One of its satraps was the Babylonian Mazaeus (361-336). His successor was expelled by the Macedonian king Alexander the Great, who conquered Cilicia in the summer of 333, and fell ill at Tarsus (text). After some time, he recovered and attacked the Cilicians of the Taurus mountains. This was probably a police action against the herdsmen. The new satrap of Cilicia, a man named Balacrus, was given special orders to attack the mountain people. Unfortunately, he was unable to overcome the herdsmen of Isaura, a tribal formation that now appear in history and was to play a role in the following centuries.
After the death of Alexander in Babylon (11 June 323), Cilicia was first part of the kingdom of Antigonus Monophthalmus, who had been appointed as satrap of Phrygia. When he was defeated at Ipsus (301), Cilicia was divided by Ptolemy I Soter and Seleucus I Nicator, two former friends of Alexander. From now on, the coastal towns belonged to the Ptolemaic empire, and the interior became, after some confusion, part of the Seleucid empire. Twice, the region was contested: in the Second Syrian War (260-253), the Ptolemaeans gained ground, but in the Fifth Syrian War (202-195), all of Cilicia became Seleucid. It remained so for a century, and was thoroughly hellenized. New cities were founded, and the old Luwian language was gradually superseded by Greek.
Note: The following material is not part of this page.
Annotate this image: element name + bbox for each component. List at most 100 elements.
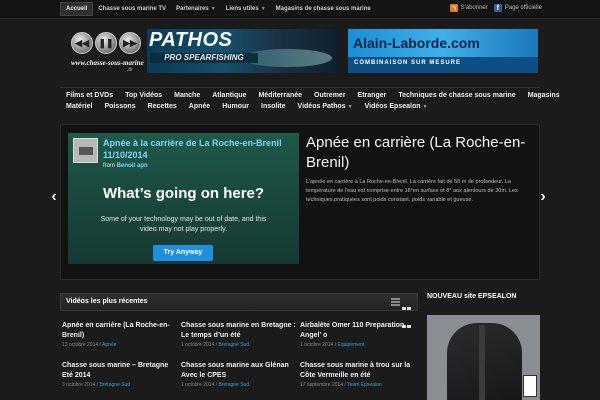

However, after c.110, the Seleucid power was waning, and the inhabitants of "rough Cilicia", which had always retained some of their independence, started to behave as pirates. Although both the Seleucid and Roman authorities sometimes launched expeditions against the Cilician pirates, the two governments did not really care. After all, the pirates sold the slaves that the ancient economy could not do without.
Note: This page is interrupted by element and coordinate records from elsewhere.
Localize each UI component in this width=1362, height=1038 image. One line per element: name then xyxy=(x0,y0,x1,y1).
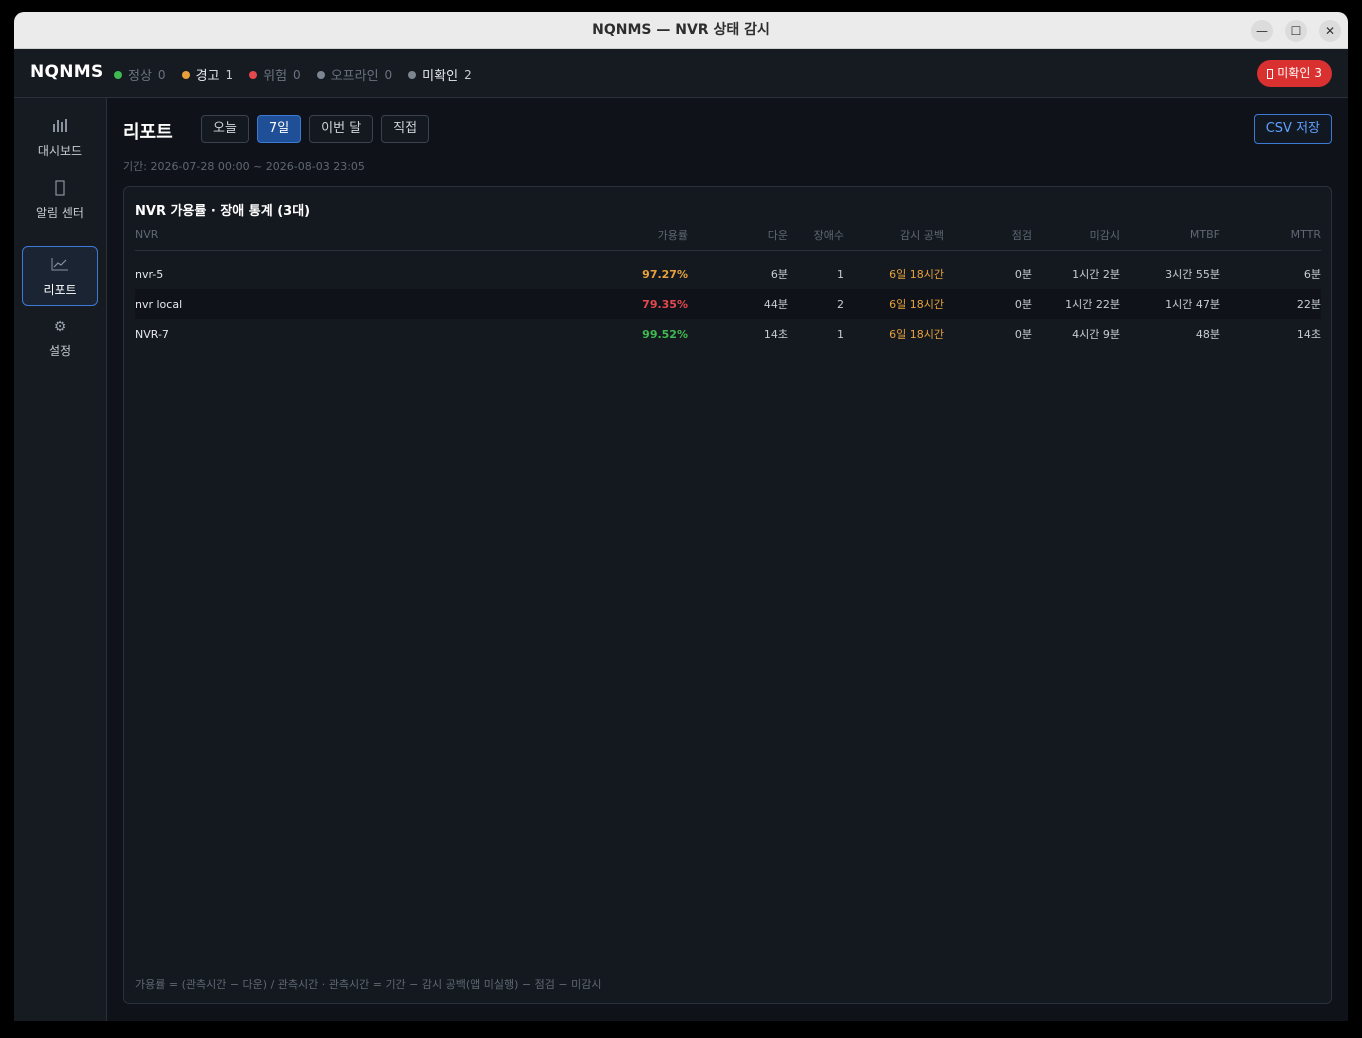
cell-unmonitored: 1시간 2분 xyxy=(1072,268,1120,281)
close-icon: ✕ xyxy=(1324,24,1336,38)
cell-maintenance: 0분 xyxy=(1014,328,1032,341)
brand-logo: NQNMS xyxy=(30,62,104,82)
column-header-down[interactable]: 다운 xyxy=(688,219,788,250)
sidebar: 대시보드 알림 센터 리포트 ⚙ 설정 xyxy=(14,98,107,1021)
cell-nvr: NVR-7 xyxy=(135,327,169,341)
column-header-monitor-gap[interactable]: 감시 공백 xyxy=(844,219,944,250)
cell-maintenance: 0분 xyxy=(1014,298,1032,311)
cell-monitor-gap: 6일 18시간 xyxy=(889,298,944,311)
status-dot-icon xyxy=(316,70,325,79)
status-normal[interactable]: 정상 0 xyxy=(114,65,166,84)
minimize-button[interactable]: — xyxy=(1251,20,1273,42)
cell-unmonitored: 1시간 22분 xyxy=(1065,298,1120,311)
status-warning[interactable]: 경고 1 xyxy=(181,65,233,84)
maximize-button[interactable]: ☐ xyxy=(1285,20,1307,42)
report-page: 리포트 오늘 7일 이번 달 직접 CSV 저장 기간: 2026-07-28 … xyxy=(107,98,1348,1021)
sidebar-item-settings[interactable]: ⚙ 설정 xyxy=(22,308,98,368)
card-title: NVR 가용률 · 장애 통계 (3대) xyxy=(135,204,311,219)
sidebar-item-report[interactable]: 리포트 xyxy=(22,246,98,306)
line-chart-icon xyxy=(23,257,97,275)
column-header-nvr[interactable]: NVR xyxy=(135,219,335,250)
cell-monitor-gap: 6일 18시간 xyxy=(889,268,944,281)
cell-mttr: 14초 xyxy=(1296,328,1321,341)
bell-icon xyxy=(1267,68,1274,79)
table-row[interactable]: nvr local 79.35% 44분 2 6일 18시간 0분 1시간 22… xyxy=(135,289,1321,319)
csv-export-button[interactable]: CSV 저장 xyxy=(1253,114,1332,144)
bell-icon xyxy=(22,180,98,198)
range-custom-button[interactable]: 직접 xyxy=(381,115,430,143)
column-header-availability[interactable]: 가용률 xyxy=(585,219,688,250)
status-offline[interactable]: 오프라인 0 xyxy=(316,65,392,84)
table-header: NVR 가용률 다운 장애수 감시 공백 점검 미감시 MTBF MTTR xyxy=(135,219,1321,251)
cell-maintenance: 0분 xyxy=(1014,268,1032,281)
page-title: 리포트 xyxy=(123,122,173,143)
window-title: NQNMS — NVR 상태 감시 xyxy=(592,22,770,38)
range-selector: 오늘 7일 이번 달 직접 xyxy=(201,115,430,143)
cell-nvr: nvr local xyxy=(135,297,183,311)
app-header: NQNMS 정상 0 경고 1 위험 0 오프라인 0 미확인 2 미확인 3 xyxy=(14,49,1348,98)
availability-formula-note: 가용률 = (관측시간 − 다운) / 관측시간 · 관측시간 = 기간 − 감… xyxy=(135,978,602,991)
range-this-month-button[interactable]: 이번 달 xyxy=(309,115,374,143)
sidebar-item-dashboard[interactable]: 대시보드 xyxy=(22,108,98,168)
maximize-icon: ☐ xyxy=(1290,24,1302,38)
cell-faults: 1 xyxy=(837,327,844,341)
range-7days-button[interactable]: 7일 xyxy=(256,115,302,143)
cell-mttr: 6분 xyxy=(1303,268,1321,281)
status-unacknowledged[interactable]: 미확인 2 xyxy=(408,65,472,84)
cell-mttr: 22분 xyxy=(1296,298,1321,311)
cell-faults: 1 xyxy=(837,267,844,281)
minimize-icon: — xyxy=(1256,24,1268,38)
column-header-faults[interactable]: 장애수 xyxy=(788,219,844,250)
app-window: NQNMS — NVR 상태 감시 — ☐ ✕ NQNMS 정상 0 경고 1 … xyxy=(14,12,1348,1021)
gear-icon: ⚙ xyxy=(53,319,67,335)
cell-monitor-gap: 6일 18시간 xyxy=(889,328,944,341)
cell-down: 14초 xyxy=(763,328,788,341)
cell-availability: 99.52% xyxy=(642,327,688,341)
status-dot-icon xyxy=(114,70,122,79)
column-header-mttr[interactable]: MTTR xyxy=(1220,219,1321,250)
report-period: 기간: 2026-07-28 00:00 ~ 2026-08-03 23:05 xyxy=(123,160,365,173)
status-dot-icon xyxy=(408,70,417,79)
status-dot-icon xyxy=(249,70,258,79)
title-bar[interactable]: NQNMS — NVR 상태 감시 — ☐ ✕ xyxy=(14,12,1348,49)
status-danger[interactable]: 위험 0 xyxy=(249,65,301,84)
cell-down: 44분 xyxy=(763,298,788,311)
table-row[interactable]: NVR-7 99.52% 14초 1 6일 18시간 0분 4시간 9분 48분… xyxy=(135,319,1321,349)
table-row[interactable]: nvr-5 97.27% 6분 1 6일 18시간 0분 1시간 2분 3시간 … xyxy=(135,259,1321,289)
cell-mtbf: 3시간 55분 xyxy=(1165,268,1220,281)
column-header-maintenance[interactable]: 점검 xyxy=(944,219,1032,250)
status-dot-icon xyxy=(181,70,190,79)
cell-unmonitored: 4시간 9분 xyxy=(1072,328,1120,341)
cell-down: 6분 xyxy=(770,268,788,281)
close-button[interactable]: ✕ xyxy=(1319,20,1341,42)
cell-mtbf: 48분 xyxy=(1195,328,1220,341)
cell-availability: 79.35% xyxy=(642,297,688,311)
cell-nvr: nvr-5 xyxy=(135,267,164,281)
column-header-mtbf[interactable]: MTBF xyxy=(1120,219,1220,250)
cell-availability: 97.27% xyxy=(642,267,688,281)
sidebar-item-alert-center[interactable]: 알림 센터 xyxy=(22,170,98,230)
cell-mtbf: 1시간 47분 xyxy=(1165,298,1220,311)
cell-faults: 2 xyxy=(837,297,844,311)
column-header-unmonitored[interactable]: 미감시 xyxy=(1032,219,1120,250)
unacknowledged-alerts-button[interactable]: 미확인 3 xyxy=(1257,60,1332,87)
availability-stats-card: NVR 가용률 · 장애 통계 (3대) NVR 가용률 다운 장애수 감시 공… xyxy=(123,186,1332,1004)
range-today-button[interactable]: 오늘 xyxy=(201,115,249,143)
bar-chart-icon xyxy=(22,118,98,136)
status-summary: 정상 0 경고 1 위험 0 오프라인 0 미확인 2 xyxy=(114,65,472,84)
It was only after 80, when it became clear to the Romans that the Seleucid empire was disintegrating and a power vacuum was growing, that the legions intervened. In 78-74, Publius Servilius Vatia subdued western Cilicia. To commemorate his victory, he received the surname Isauricus. Eastern Cilicia became part of the empire of Tigranes II the Great of Armenia. However, the Cilician pirates remained dangerous, until Pompey the Great attacked them. He settled them in towns and gave them land (67). This turned out to be an excellent settlement. The last Cilician war was conducted by Marcus Tullius Cicero (51-50), who defeated the last independent Cilicians.
During the next decade, the Romans were unable to establish their power, because they were involved in two civil wars, first between Julius Caesar and Pompey the Great (49-48) and then between on the one hand Caesar's heirs Marc Antony and Octavian and on the other hand Caesar's murderers Brutus and Cassius. When Octavian became sole ruler (after 30 BCE), Cilicia was finally pacified. Parts were given to vassal kings, and the remainder became an appendix to the province Syria. Although the governor of Syria sometimes had to fight against the mountain tribes (e.g., Lucius Vitellius in 36 CE), Cilicia was now a quiet part of the Roman world.
The emperor Vespasian reunited Cilicia in 72. More than two centuries later, it was divided into two parts by Diocletian: the mountainous west became known as Isauria, and the plains retained the name Cilicia. In the late fourth or early fifth century, the remainder of Cilicia was again divided into two parts, simply called Cilicia I (Tarsus and environs) and Cilicia II (the eastern plains).
The fifth and sixth centuries saw great affluence, but in the seventh century, it became a border zone where the Byzantine Empire was defended against Arab incursions. About 700, the country became Muslim, but it became Byzantine again in 965. Many Armenians were settled in Cilicia, and the country became known as Lesser Armenia. During the Crusades, it became independent. In 1375, this last period of Cilician independence came to an end, when the country became part of the Ottoman empire.